Born in Toronto, and now based in Los Angeles, singer-songwriter Betty Moon recently dropped her ninth studio album, entitled Hellucination, a term amalgamating the ideas of hell and hallucination.
Like the title, the music on Hellucination blends a variety of genres into delicious sonic brews brimming with diverse textures, including heady dance pulsations, visceral rock, and sparkles of pop, as well as creamy dream-pop and galvanizing electro-pop. The one stable facet of the songs is Moon’s sumptuous voice, ranging from edgy grittiness to velvety sonority, yet always subtly nuanced by a mandala of coruscating timbres.
Moon began her music career while in high school, selling over 10,000 homemade records, an unheard of feat which stunned the industry labels. A&M/Universal signed her and released her self-titled debut album. Since then, she’s been nominated for CASBY Awards, played the main stage at the Sunset Strip Music Festival, and performed with The Offspring, Marilyn Manson, and Steve Aoki, along with having her music featured in films and television: Dexter, Californication, Bounty Hunters, Last Gasp, and Walking the Dead.
Comprising 11-tracks, Hellucination opens with “Save My Soul,” a dark gleaming electro-pop tune rife with potent tinctures of alt-rock riding a contagious rhythm.
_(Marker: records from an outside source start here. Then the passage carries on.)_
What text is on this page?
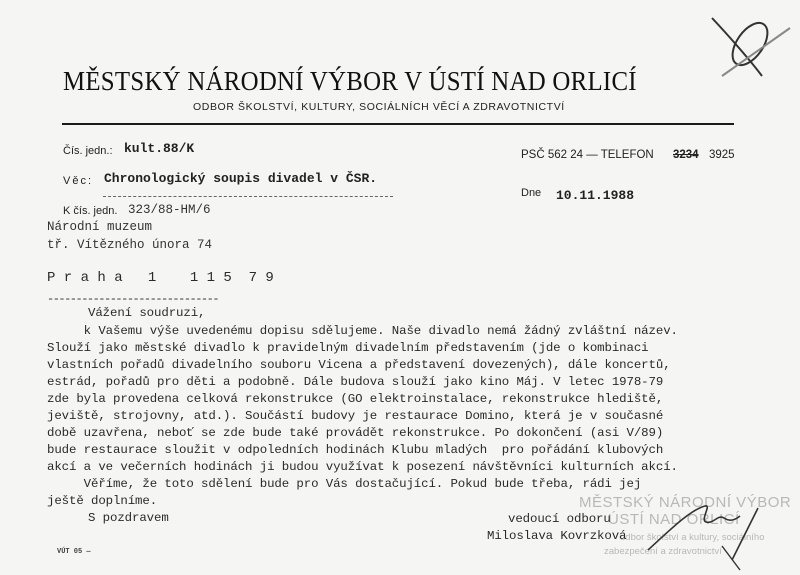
MĚSTSKÝ NÁRODNÍ VÝBOR V ÚSTÍ NAD ORLICÍ
ODBOR ŠKOLSTVÍ, KULTURY, SOCIÁLNÍCH VĚCÍ A ZDRAVOTNICTVÍ
Čís. jedn.: kult.88/K
Věc: Chronologický soupis divadel v ČSR.
K čís. jedn. 323/88-HM/6
PSČ 562 24 — TELEFON 3234 3925
Dne 10.11.1988
Národní muzeum
tř. Vítězného února 74
P r a h a   1    1 1 5  7 9
------------------------------
Vážení soudruzi,
k Vašemu výše uvedenému dopisu sdělujeme. Naše divadlo nemá žádný zvláštní název.
Slouží jako městské divadlo k pravidelným divadelním představením (jde o kombinaci
vlastních pořadů divadelního souboru Vicena a představení dovezených), dále koncertů,
estrád, pořadů pro děti a podobně. Dále budova slouží jako kino Máj. V letec 1978-79
zde byla provedena celková rekonstrukce (GO elektroinstalace, rekonstrukce hlediště,
jeviště, strojovny, atd.). Součástí budovy je restaurace Domino, která je v současné
době uzavřena, neboť se zde bude také provádět rekonstrukce. Po dokončení (asi V/89)
bude restaurace sloužit v odpoledních hodinách Klubu mladých  pro pořádání klubových
akcí a ve večerních hodinách ji budou využívat k posezení návštěvníci kulturních akcí.
Věříme, že toto sdělení bude pro Vás dostačující. Pokud bude třeba, rádi jej
ještě doplníme.
S pozdravem
MĚSTSKÝ NÁRODNÍ VÝBOR
ÚSTÍ NAD ORLICÍ
odbor školství a kultury, sociálního
zabezpečení a zdravotnictví
vedoucí odboru
Miloslava Kovrzková
VÚT 05 —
Moon’s lush cashmere voice infuses the lyrics with taut colors and proximate burnished resonance.
Speaking subjectively, entry points include “Runaway,” traveling on viscous opaque harmonics aglow with smooth textures. Moon’s voice exudes sultry tumescent rasping tones backed by radiant harmonies imbuing the tune with depth and luminous dimension.
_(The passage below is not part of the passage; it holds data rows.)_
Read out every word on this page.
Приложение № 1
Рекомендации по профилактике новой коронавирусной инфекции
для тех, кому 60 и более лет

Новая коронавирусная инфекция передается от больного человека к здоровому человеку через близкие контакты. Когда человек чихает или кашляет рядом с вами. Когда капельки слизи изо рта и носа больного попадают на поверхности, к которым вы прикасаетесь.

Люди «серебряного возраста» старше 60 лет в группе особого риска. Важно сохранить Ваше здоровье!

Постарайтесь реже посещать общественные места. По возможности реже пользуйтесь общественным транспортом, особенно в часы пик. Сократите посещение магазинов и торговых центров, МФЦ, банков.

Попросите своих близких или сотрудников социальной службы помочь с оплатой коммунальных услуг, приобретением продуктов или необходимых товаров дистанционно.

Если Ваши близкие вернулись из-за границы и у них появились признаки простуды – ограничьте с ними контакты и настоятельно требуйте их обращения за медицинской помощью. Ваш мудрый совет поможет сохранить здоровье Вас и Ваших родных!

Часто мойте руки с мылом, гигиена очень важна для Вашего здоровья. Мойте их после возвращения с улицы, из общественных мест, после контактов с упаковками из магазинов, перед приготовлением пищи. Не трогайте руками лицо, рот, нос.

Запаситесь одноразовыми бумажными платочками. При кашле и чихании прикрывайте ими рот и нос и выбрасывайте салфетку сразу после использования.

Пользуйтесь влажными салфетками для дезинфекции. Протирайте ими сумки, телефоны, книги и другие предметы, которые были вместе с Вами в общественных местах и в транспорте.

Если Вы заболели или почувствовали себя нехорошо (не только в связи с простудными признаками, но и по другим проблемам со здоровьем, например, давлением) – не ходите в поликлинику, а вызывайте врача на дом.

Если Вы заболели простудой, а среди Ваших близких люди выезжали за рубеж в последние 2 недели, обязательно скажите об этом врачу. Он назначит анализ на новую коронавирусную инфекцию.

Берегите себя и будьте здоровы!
“We don’t come from the same cloth/ I’m a Saint, you’re a sinner
I don’t know where you got lost / But you can’t run forever.”
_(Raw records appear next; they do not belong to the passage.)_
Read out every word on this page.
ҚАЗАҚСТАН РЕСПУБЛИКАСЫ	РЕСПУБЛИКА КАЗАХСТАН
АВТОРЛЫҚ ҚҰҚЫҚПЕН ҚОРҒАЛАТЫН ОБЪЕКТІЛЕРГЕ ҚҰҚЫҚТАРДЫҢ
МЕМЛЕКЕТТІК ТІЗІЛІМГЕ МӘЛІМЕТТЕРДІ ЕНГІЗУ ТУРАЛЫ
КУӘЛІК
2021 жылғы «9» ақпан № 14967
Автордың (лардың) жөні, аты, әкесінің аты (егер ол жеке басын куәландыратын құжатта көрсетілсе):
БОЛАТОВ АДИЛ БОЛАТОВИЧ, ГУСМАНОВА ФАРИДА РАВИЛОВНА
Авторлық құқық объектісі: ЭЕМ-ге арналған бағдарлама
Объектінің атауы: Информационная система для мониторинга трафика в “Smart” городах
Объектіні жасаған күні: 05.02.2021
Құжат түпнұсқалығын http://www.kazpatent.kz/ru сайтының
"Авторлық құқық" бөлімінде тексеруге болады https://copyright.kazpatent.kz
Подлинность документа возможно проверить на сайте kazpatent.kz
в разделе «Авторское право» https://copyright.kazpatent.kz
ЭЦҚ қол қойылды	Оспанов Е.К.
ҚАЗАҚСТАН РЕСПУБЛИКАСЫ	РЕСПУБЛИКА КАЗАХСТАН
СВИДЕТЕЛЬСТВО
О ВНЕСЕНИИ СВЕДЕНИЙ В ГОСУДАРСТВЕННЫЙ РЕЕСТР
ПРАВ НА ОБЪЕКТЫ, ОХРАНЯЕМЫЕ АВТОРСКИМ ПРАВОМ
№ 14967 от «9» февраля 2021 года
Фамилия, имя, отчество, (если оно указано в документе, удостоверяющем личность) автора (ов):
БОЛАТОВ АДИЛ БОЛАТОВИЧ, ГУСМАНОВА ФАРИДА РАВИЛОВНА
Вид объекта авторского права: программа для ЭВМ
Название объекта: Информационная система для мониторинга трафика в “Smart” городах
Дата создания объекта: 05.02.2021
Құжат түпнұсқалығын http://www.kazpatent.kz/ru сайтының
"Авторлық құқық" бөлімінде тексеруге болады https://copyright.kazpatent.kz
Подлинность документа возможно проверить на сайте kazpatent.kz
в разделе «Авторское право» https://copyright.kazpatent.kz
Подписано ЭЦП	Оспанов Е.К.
Dirty and muscular, “Get Your Gun” opens on rawboned guitars and cavernous droning tones, infecting the song with wickedly erotic heft. A snarling guitar solo, edgy and searing infects the music with surging fulminating hues, followed by scrumptiously glistening falsetto harmonies, saturating the finale with glossy luster.
“Love Me Like You” rides a sexy R&B-flavored melody supported by a throbbing rhythm crowned by Moon’s primeval femme fatale tones, as retro-savors of ‘60s vocal harmonies imbue the tune with delish Motown relish. “Crazy” opens on electrifying pulsing colors flowing into choir-like vocals exuding rippling washes of steamy voluptuous surfaces, broad and bursting with shimmering dynamism. Thick with carnal audacity, this song seethes with boundless hormonal seduction.
Hellucination is marvelously wrought, delivering stylish melodies, infectious rhythms, and the lavishly superb voice of Betty Moon.